All that will allow Peterson to do what he does best and avoid the Cardinals’ pitfalls last year. Peterson can still dominate top receivers as a physically intimidating press corner with elite ball skills and impressive play recognition. He just needs a little more help from the scheme and the players around him to help mask some of his physical limitations.
And not coincidentally, that all meshes with Zimmer’s schematic tendencies and the Vikings’ current roster. Zimmer has based out of two-high safety looks for the past few years now. While I don’t believe he wants to abandon run defense and base out of Cover 2 next year the way he was forced to last year to help out the depleted cornerback corps, there’s good reason to think he will continue to run more split-safety coverage, as we wrote about recently. More split-safety looks would also allow Peterson to press more often, knowing that he has a safety valve upfield should anyone get past him.

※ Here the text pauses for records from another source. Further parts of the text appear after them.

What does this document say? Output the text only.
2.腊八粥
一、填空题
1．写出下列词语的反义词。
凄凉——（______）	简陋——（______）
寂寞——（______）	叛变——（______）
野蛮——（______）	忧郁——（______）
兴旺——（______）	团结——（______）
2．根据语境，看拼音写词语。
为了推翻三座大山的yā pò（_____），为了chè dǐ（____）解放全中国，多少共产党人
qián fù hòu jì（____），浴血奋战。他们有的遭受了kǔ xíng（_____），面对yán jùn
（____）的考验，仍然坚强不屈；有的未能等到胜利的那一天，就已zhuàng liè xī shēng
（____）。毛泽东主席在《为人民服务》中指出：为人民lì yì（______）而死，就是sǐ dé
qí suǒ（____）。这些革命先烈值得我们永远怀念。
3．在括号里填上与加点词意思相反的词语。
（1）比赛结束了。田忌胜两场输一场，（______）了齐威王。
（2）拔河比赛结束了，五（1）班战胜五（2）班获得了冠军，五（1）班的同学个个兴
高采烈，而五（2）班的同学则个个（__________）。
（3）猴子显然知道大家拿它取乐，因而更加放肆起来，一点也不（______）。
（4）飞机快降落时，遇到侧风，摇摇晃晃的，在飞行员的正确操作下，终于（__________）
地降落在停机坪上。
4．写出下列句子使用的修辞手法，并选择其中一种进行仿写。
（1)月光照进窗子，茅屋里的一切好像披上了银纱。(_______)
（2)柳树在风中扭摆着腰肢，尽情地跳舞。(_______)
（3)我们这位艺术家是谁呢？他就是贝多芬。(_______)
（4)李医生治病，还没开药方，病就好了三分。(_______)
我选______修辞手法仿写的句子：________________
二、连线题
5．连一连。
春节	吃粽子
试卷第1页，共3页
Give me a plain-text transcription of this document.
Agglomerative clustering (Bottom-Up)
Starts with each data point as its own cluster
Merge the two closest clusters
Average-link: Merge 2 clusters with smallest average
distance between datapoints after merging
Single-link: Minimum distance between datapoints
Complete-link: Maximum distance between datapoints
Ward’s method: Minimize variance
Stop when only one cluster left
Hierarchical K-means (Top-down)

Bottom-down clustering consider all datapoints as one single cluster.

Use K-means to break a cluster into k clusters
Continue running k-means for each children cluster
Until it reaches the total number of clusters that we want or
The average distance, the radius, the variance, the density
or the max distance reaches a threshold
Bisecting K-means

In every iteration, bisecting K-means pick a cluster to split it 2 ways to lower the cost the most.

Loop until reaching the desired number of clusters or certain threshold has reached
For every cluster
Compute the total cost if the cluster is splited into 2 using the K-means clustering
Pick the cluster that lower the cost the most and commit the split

And the necessity for defensive cohesion also meshes with Zimmer’s zone matching coverage philosophy that emphasizes active communication and passing off routes while still playing tight to receivers to get the best of both zone coverage and man coverage. It’s the same reason Newman was able to succeed with Zimmer in Cincinnati after struggling his last year in Dallas — a well-coached defense that knows what each player is doing can help prop each defender up.
So How Good Can Patrick Peterson Be Next Year?
Peterson may have declined physically in the 10 years he has been in the league, but he can make up for it with teach-tape technique, suffocating physicality, and veteran savvy. His is not necessarily the position I would have prioritized given the other needs on the roster, nor is his one-year deal necessarily the best use of resources in the long term. But he can still be a good player, maybe even a great player, at one of the most important positions in football.
He is no longer the rare physical specimen that you can leave on an island and set and forget. He’s no prime Darrelle Revis. But with his press technique and intelligence, he can still play like a veteran Richard Sherman. I wouldn’t expect 31-year-old Patrick Peterson to have the same kind of season that 31-year-old Deion Sanders had with Zimmer in 1998. But I think Peterson can still be one of the better cornerbacks in the league for a long time — much like Terence Newman.